Pantaleon Paticruzado

Anonymous said...

In response to this quote from the first post: "Although difficult, if not impossible to tell, it would be interesting to know what the cross over, if any, is between traditional hardliners and the people who travel and send money to Cuba"....

Well, we know of one very ironic example of this "cross over": none other than our old friend, Posada Carriles! As he says in this article (http://www.sfgate.com/cgi-bin/article.cgi?f=/n/a/2011/01/10/national/a023051S07.DTL) , Posada "must still send money to the island to help feed his aging sister and brother."

That threw me for a loop, and what better way to illustrate the current reality and how it contradicts our understanding of how the "exhile Cubans" conduct themselves.

Anonymous said...

Dear Mr.

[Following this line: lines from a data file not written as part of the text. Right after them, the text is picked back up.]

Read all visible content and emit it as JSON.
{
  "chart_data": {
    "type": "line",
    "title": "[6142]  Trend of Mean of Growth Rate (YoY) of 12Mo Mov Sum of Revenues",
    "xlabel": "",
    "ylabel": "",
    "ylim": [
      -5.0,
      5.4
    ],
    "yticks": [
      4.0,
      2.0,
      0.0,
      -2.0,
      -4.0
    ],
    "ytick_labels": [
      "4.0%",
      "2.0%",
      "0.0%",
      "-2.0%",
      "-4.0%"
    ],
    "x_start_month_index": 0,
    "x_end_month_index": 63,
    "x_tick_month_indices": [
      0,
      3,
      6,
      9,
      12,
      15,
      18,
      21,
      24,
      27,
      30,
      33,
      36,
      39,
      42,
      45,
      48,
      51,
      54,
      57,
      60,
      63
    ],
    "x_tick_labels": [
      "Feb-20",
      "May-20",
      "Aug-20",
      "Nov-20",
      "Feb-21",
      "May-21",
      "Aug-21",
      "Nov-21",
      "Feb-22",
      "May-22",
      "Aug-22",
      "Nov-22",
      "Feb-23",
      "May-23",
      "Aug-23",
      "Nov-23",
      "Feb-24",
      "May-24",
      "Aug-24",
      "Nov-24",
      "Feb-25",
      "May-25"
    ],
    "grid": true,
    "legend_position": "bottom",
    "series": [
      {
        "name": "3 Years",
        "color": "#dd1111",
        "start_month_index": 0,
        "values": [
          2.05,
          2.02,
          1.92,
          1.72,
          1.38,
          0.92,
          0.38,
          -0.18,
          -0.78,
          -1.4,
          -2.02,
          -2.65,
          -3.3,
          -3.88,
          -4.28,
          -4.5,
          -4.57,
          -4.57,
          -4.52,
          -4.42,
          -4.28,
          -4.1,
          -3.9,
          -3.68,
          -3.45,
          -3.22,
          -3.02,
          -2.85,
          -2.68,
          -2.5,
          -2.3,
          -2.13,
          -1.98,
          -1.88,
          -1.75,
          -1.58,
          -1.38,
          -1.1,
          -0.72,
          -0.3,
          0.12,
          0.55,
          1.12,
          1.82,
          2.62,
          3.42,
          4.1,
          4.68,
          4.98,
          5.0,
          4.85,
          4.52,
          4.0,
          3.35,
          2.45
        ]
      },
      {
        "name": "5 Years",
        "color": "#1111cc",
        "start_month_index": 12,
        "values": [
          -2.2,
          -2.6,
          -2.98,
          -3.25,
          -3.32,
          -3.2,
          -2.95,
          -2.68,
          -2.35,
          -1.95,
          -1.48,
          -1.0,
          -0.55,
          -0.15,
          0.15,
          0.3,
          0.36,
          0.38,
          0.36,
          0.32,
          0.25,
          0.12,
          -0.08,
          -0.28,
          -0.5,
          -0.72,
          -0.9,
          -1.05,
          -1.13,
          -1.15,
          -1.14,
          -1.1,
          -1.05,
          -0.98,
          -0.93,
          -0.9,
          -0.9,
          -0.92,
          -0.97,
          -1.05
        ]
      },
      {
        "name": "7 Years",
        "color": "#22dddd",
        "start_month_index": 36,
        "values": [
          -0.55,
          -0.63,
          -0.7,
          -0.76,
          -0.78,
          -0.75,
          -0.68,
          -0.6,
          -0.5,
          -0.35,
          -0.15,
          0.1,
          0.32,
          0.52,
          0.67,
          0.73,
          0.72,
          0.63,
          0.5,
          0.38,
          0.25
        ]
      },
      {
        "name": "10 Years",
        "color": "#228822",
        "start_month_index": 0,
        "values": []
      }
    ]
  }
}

Peters,

You are not right in saying that extremist right wing legislators have not tried to convince Cuban Americans not to visit Cuba to see their families.

They tried for years through propaganda campaigns to convince Cuban Americans not to visit the island and not to send financial aid and parcels to their families so as not to aid the Castro regime.

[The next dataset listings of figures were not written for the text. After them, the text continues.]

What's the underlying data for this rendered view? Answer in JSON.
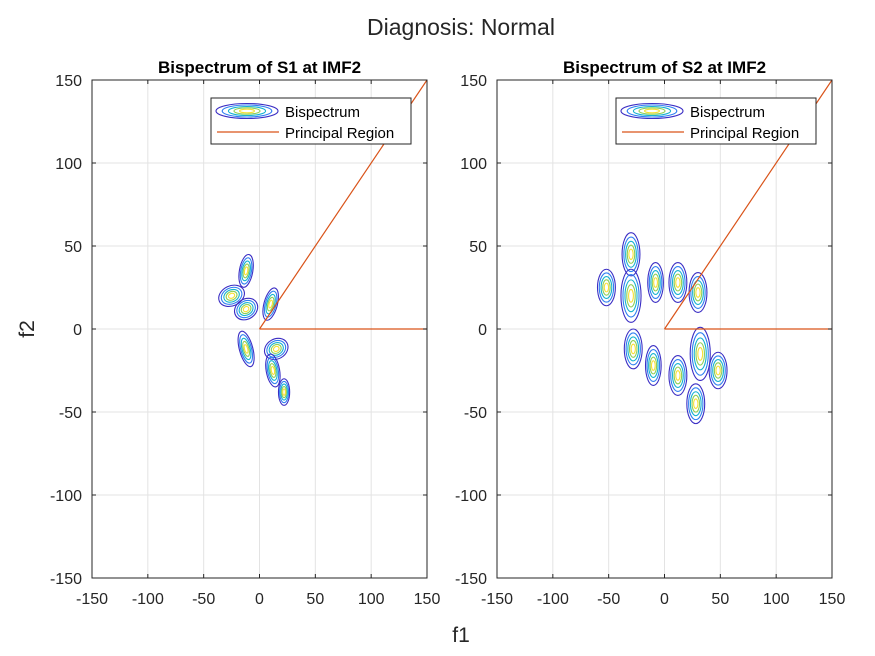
{
  "figure": {
    "suptitle": "Diagnosis: Normal",
    "xlabel": "f1",
    "ylabel": "f2"
  },
  "chart_data": [
    {
      "type": "contour",
      "title": "Bispectrum of S1 at IMF2",
      "xlim": [
        -150,
        150
      ],
      "ylim": [
        -150,
        150
      ],
      "xticks": [
        -150,
        -100,
        -50,
        0,
        50,
        100,
        150
      ],
      "yticks": [
        -150,
        -100,
        -50,
        0,
        50,
        100,
        150
      ],
      "grid": true,
      "legend": {
        "placement": "top-right",
        "entries": [
          "Bispectrum",
          "Principal Region"
        ]
      },
      "contour_levels": 5,
      "contour_colors": [
        "#3b2ec4",
        "#2f7ff2",
        "#15b3cf",
        "#8fcf55",
        "#f7e034"
      ],
      "blobs": [
        {
          "x": -25,
          "y": 20,
          "rx": 12,
          "ry": 6,
          "rot": -25
        },
        {
          "x": -12,
          "y": 12,
          "rx": 11,
          "ry": 6,
          "rot": -35
        },
        {
          "x": -12,
          "y": 35,
          "rx": 6,
          "ry": 10,
          "rot": 10
        },
        {
          "x": 10,
          "y": 15,
          "rx": 6,
          "ry": 10,
          "rot": 15
        },
        {
          "x": -12,
          "y": -12,
          "rx": 6,
          "ry": 11,
          "rot": -15
        },
        {
          "x": 15,
          "y": -12,
          "rx": 11,
          "ry": 6,
          "rot": -30
        },
        {
          "x": 12,
          "y": -25,
          "rx": 6,
          "ry": 10,
          "rot": -10
        },
        {
          "x": 22,
          "y": -38,
          "rx": 5,
          "ry": 8,
          "rot": 0
        }
      ],
      "principal_region": {
        "diagonal": [
          [
            0,
            0
          ],
          [
            150,
            150
          ]
        ],
        "horizontal": [
          [
            0,
            0
          ],
          [
            150,
            0
          ]
        ]
      }
    },
    {
      "type": "contour",
      "title": "Bispectrum of S2 at IMF2",
      "xlim": [
        -150,
        150
      ],
      "ylim": [
        -150,
        150
      ],
      "xticks": [
        -150,
        -100,
        -50,
        0,
        50,
        100,
        150
      ],
      "yticks": [
        -150,
        -100,
        -50,
        0,
        50,
        100,
        150
      ],
      "grid": true,
      "legend": {
        "placement": "top-right",
        "entries": [
          "Bispectrum",
          "Principal Region"
        ]
      },
      "contour_levels": 5,
      "contour_colors": [
        "#3b2ec4",
        "#2f7ff2",
        "#15b3cf",
        "#8fcf55",
        "#f7e034"
      ],
      "blobs": [
        {
          "x": -52,
          "y": 25,
          "rx": 8,
          "ry": 11,
          "rot": 0
        },
        {
          "x": -30,
          "y": 45,
          "rx": 8,
          "ry": 13,
          "rot": 0
        },
        {
          "x": -30,
          "y": 20,
          "rx": 9,
          "ry": 16,
          "rot": 0
        },
        {
          "x": -8,
          "y": 28,
          "rx": 7,
          "ry": 12,
          "rot": 0
        },
        {
          "x": 12,
          "y": 28,
          "rx": 8,
          "ry": 12,
          "rot": 0
        },
        {
          "x": 30,
          "y": 22,
          "rx": 8,
          "ry": 12,
          "rot": 0
        },
        {
          "x": -28,
          "y": -12,
          "rx": 8,
          "ry": 12,
          "rot": 0
        },
        {
          "x": -10,
          "y": -22,
          "rx": 7,
          "ry": 12,
          "rot": 0
        },
        {
          "x": 12,
          "y": -28,
          "rx": 8,
          "ry": 12,
          "rot": 0
        },
        {
          "x": 32,
          "y": -15,
          "rx": 9,
          "ry": 16,
          "rot": 0
        },
        {
          "x": 48,
          "y": -25,
          "rx": 8,
          "ry": 11,
          "rot": 0
        },
        {
          "x": 28,
          "y": -45,
          "rx": 8,
          "ry": 12,
          "rot": 0
        }
      ],
      "principal_region": {
        "diagonal": [
          [
            0,
            0
          ],
          [
            150,
            150
          ]
        ],
        "horizontal": [
          [
            0,
            0
          ],
          [
            150,
            0
          ]
        ]
      }
    }
  ]
}
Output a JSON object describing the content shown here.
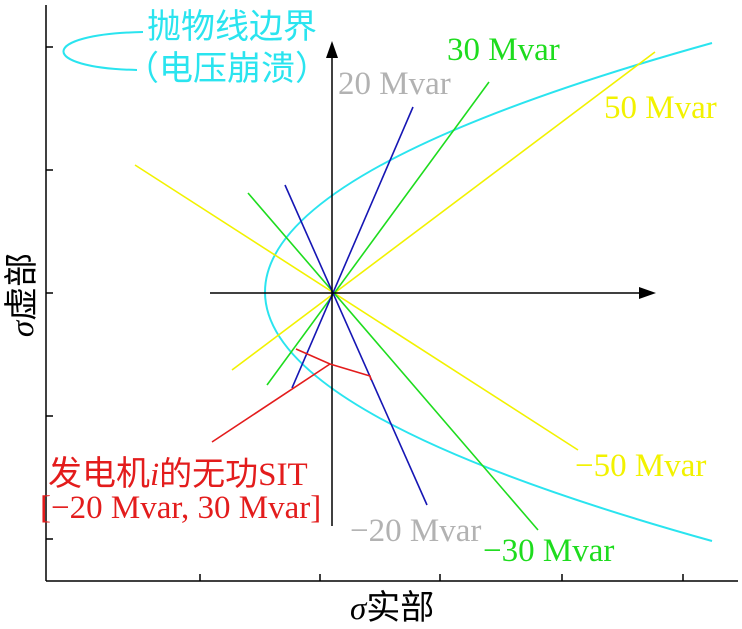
{
  "legend": {
    "line1": "抛物线边界",
    "line2": "（电压崩溃）",
    "color": "#2ae4ef"
  },
  "axes": {
    "x_label": {
      "symbol": "σ",
      "text": "实部"
    },
    "y_label": {
      "symbol": "σ",
      "text": "虚部"
    }
  },
  "lines": [
    {
      "label": "20 Mvar",
      "color": "#1616b4",
      "label_color": "#b2b2b2"
    },
    {
      "label": "−20 Mvar",
      "color": "#1616b4",
      "label_color": "#b2b2b2"
    },
    {
      "label": "30 Mvar",
      "color": "#1edc1e",
      "label_color": "#1edc1e"
    },
    {
      "label": "−30 Mvar",
      "color": "#1edc1e",
      "label_color": "#1edc1e"
    },
    {
      "label": "50 Mvar",
      "color": "#f2f200",
      "label_color": "#f2f200"
    },
    {
      "label": "−50 Mvar",
      "color": "#f2f200",
      "label_color": "#f2f200"
    }
  ],
  "annotation": {
    "line1": {
      "prefix": "发电机",
      "var": "i",
      "suffix": "的无功SIT"
    },
    "line2": "[−20 Mvar, 30 Mvar]",
    "color": "#e31c1c"
  }
}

Then under the last Republican administration, as you know, they legally restricted the allowed frequency of family visits and of all aid.

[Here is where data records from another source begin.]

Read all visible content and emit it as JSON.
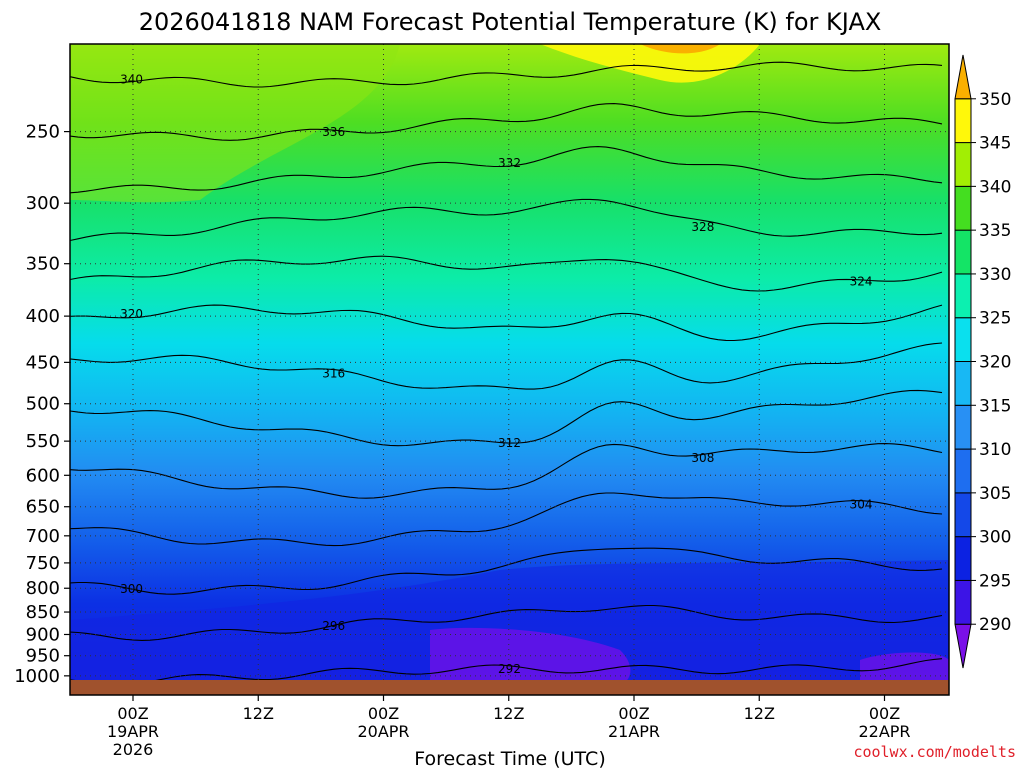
{
  "chart_data": {
    "type": "heatmap",
    "title": "2026041818 NAM Forecast Potential Temperature (K) for KJAX",
    "xlabel": "Forecast Time (UTC)",
    "ylabel": "",
    "y_scale": "log-pressure",
    "y_ticks": [
      "250",
      "300",
      "350",
      "400",
      "450",
      "500",
      "550",
      "600",
      "650",
      "700",
      "750",
      "800",
      "850",
      "900",
      "950",
      "1000"
    ],
    "x_ticks": [
      {
        "label": "00Z",
        "sub": "19APR",
        "sub2": "2026"
      },
      {
        "label": "12Z",
        "sub": "",
        "sub2": ""
      },
      {
        "label": "00Z",
        "sub": "20APR",
        "sub2": ""
      },
      {
        "label": "12Z",
        "sub": "",
        "sub2": ""
      },
      {
        "label": "00Z",
        "sub": "21APR",
        "sub2": ""
      },
      {
        "label": "12Z",
        "sub": "",
        "sub2": ""
      },
      {
        "label": "00Z",
        "sub": "22APR",
        "sub2": ""
      }
    ],
    "colorbar_levels": [
      "290",
      "295",
      "300",
      "305",
      "310",
      "315",
      "320",
      "325",
      "330",
      "335",
      "340",
      "345",
      "350"
    ],
    "colors": [
      "#7a10e8",
      "#3c14e6",
      "#0c22e2",
      "#1448e8",
      "#1e6ef0",
      "#2890f4",
      "#18b8f4",
      "#0ae0ee",
      "#0cf0b0",
      "#14e466",
      "#44de20",
      "#a2ee04",
      "#fff80a",
      "#fab000"
    ],
    "contour_labels": [
      "340",
      "336",
      "332",
      "328",
      "324",
      "320",
      "316",
      "312",
      "308",
      "304",
      "300",
      "296",
      "292"
    ],
    "grid": true
  },
  "credit": "coolwx.com/modelts",
  "ground_color": "#a0522d"
}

This led to huge violations of human rights for Cuban Americans. For example, this commentator could not assist to his own father's funeral.

So the right wing extremists not only tried to convince us not to visit the country were we were born, they forcibly restricted our right to do so.

These legislators should be really worried about how to recover the flow of dollars going to Cuba so that they do not contribute to the US balance of payments deficit.

If they did this, IMHO, they should promote a bill to expand the list of consumer goods and productive inputs the US could export to Cuba.

If they did so this they would also contribute to the growth of the private sector in the island, to raise the Cuban population's living standards and to democratic transition.


To be Continued

by reducing the frequency of the visits, the amount of

Anonymous said...

As a Cuban American who favors using the lifting of the embargo to stimulate a democratic transition in the island, I am deeply aware of the contradiction between the constitutional rights of all americans and US foreign policy towards the island.

After all the question of whether the constitution allows the US government to restrict the right of its citizens to travel anywhere in the world is a valid one.

The issue of whether the US government violates the equal rights clause of the Constitution by allowing Cuban Americans and certain other classes of US citizens to travel to Cuba while denying such a right to the rest of the Americans also seems logic in my eyes.

As a Cuban American I naturally believe that promoting democracy in Cuba should trump all other issues and this guides my judgment.

For example, I agree with Obama's latest measure of allowing certain groups of informed and educated US citizens to visit the island because I believe that from the point of view of the Cuban democratic transition the ideological benefits from such visits outweigh the disadvantages of providing additional dollar income to the existing Cuban regime.

However, I believe the opposite with respect to allowing tourists to visit the island.

I believe that the growth of American tourism to the island is the best bargaining chip available that the US can use to stimulate the Cuban democratic transition.

This leads me to be against throwing away this important carrot by conceding it unilaterally to the Cuban government.

I favor regulating such travel and conceding increases in the quotas of American tourists allowed to visit the island in exchange for measures that favor the democratic transition the US government promotes.

However, I recognize that this is a value judgment and that it is up to the executive branch of the US government to decide what the interest of US policy should be and how to carry them out and for the Supreme Court to decide whether such policies are constitutional or not.

As an American citizen of Cuban origin. I can not expect that my particular interpretation of what should be US policy should be that of the US government.

I have a right to put in my 2 Cents worth but I can not impose my beliefs on everyone else nor think they necessarily represent US interests.